More significantly for men, women aren’t interested at all in seeing what makes us men.
“I mean just imagine if girls weren’t weirded out by our boners and stuff and just, like, wanted to see them. I mean, you know, that’s the world I one day want to live in”, laments the teenage boy in the film Superbad. Fat chance, kiddo.
Cleo was the first Australian mainstream women’s magazine to feature nude male centrefolds but they didn’t show everything. Readers never saw Jack’s Thompson or Norman’s Yemm.
The Australian Women’s Forum, however, was a magazine that delighted in full male nudity and erotic stories with a non-Mills and Boon explicitness.
Amazingly, during the early ‘90s its circulation was as high as 45,000 a month. I myself appeared in one of its editions, under a ridiculous fictitious name, wearing nothing but a pair of white socks.
Sadly, the publication folded in 2001 but there is a Facebook group calling itself: We Want Australian Women’s Forum Back!, with the mantra: “We think Australian women deserve to have their own perve mag to “read” again.”
MillieMae Dunlop, one of only 27 members, pines: “Miss you so much AWF - Even though you could never show a proper pointer.”
That’s the spirit girls.

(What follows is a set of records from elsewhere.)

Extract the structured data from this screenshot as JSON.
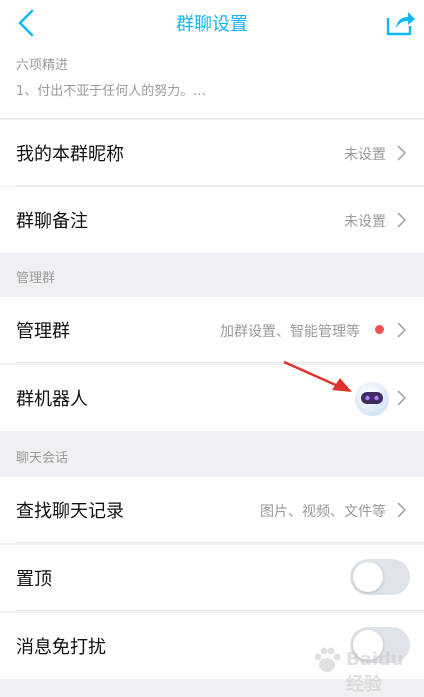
{
  "header": {
    "title": "群聊设置",
    "back_icon": "chevron-left-icon",
    "share_icon": "share-icon"
  },
  "announcement": {
    "title": "六项精进",
    "text": "1、付出不亚于任何人的努力。..."
  },
  "rows": {
    "nickname": {
      "label": "我的本群昵称",
      "value": "未设置"
    },
    "remark": {
      "label": "群聊备注",
      "value": "未设置"
    },
    "manage": {
      "label": "管理群",
      "value": "加群设置、智能管理等",
      "badge": "red-dot"
    },
    "robot": {
      "label": "群机器人",
      "avatar": "robot-avatar-icon"
    },
    "history": {
      "label": "查找聊天记录",
      "value": "图片、视频、文件等"
    },
    "pin": {
      "label": "置顶",
      "state": "off"
    },
    "mute": {
      "label": "消息免打扰",
      "state": "off"
    }
  },
  "sections": {
    "manage": "管理群",
    "chat": "聊天会话"
  },
  "watermark": {
    "brand": "Baidu",
    "suffix": "经验"
  },
  "colors": {
    "accent": "#12b7f5",
    "background": "#eef0f4",
    "badge": "#f0504f",
    "pointer_arrow": "#e0312b"
  }
}
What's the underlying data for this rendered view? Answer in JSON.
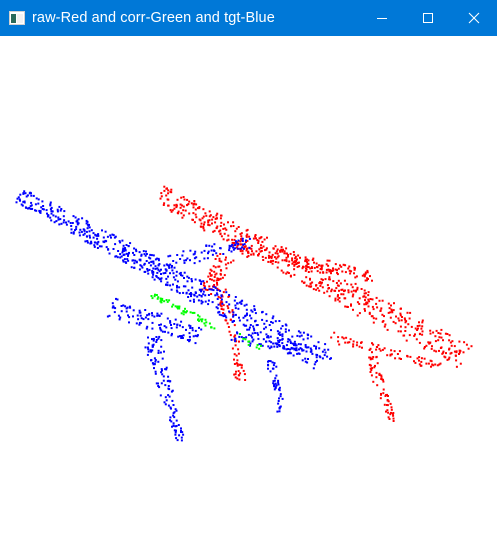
{
  "window": {
    "title": "raw-Red and corr-Green and tgt-Blue",
    "titlebar_color": "#0078d7",
    "title_color": "#ffffff",
    "canvas_color": "#ffffff"
  },
  "controls": {
    "minimize_icon": "minimize-icon",
    "maximize_icon": "maximize-icon",
    "close_icon": "close-icon"
  },
  "point_clouds": {
    "raw": {
      "color": "#ff0000"
    },
    "corr": {
      "color": "#00ff00"
    },
    "tgt": {
      "color": "#0000ff"
    }
  }
}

Why can’t more women have such simple erotic tastes?
To be attracted to a woman, a man doesn’t need to know her surname, if she is married (Zoo Weekly has never run a Spinster Of The Year competition), famous or has career aspirations. Nor is it dependent on her being the proud mother of a Shih Tzu called Chi Chi.
And yet women insist on giving us their bios. Melbourne Storm Cheerleader Of The Month, Paige, “can walk on her hands and stand on her head, and wants to be a dancer on Broadway”. Unless she’s willing to do those things naked, we’re not interested.
By the way ladies, those “couple of Olympic medals lying around” Eamon’s bachelor pad are only bronze and silver (ie second and third). Also his pet event is the 50 metres which is all over in 21 seconds. You’d be lucky if he could raise one of his sultry eyebrows after that.
I, on the other hand girls, have lying about, a blue rosette (ie first ie winner) from an Eastern Suburbs Primary School Cross Country Championships. (One Hour, 20 minutes).
Perhaps you could come around sometime and I’ll show it to you.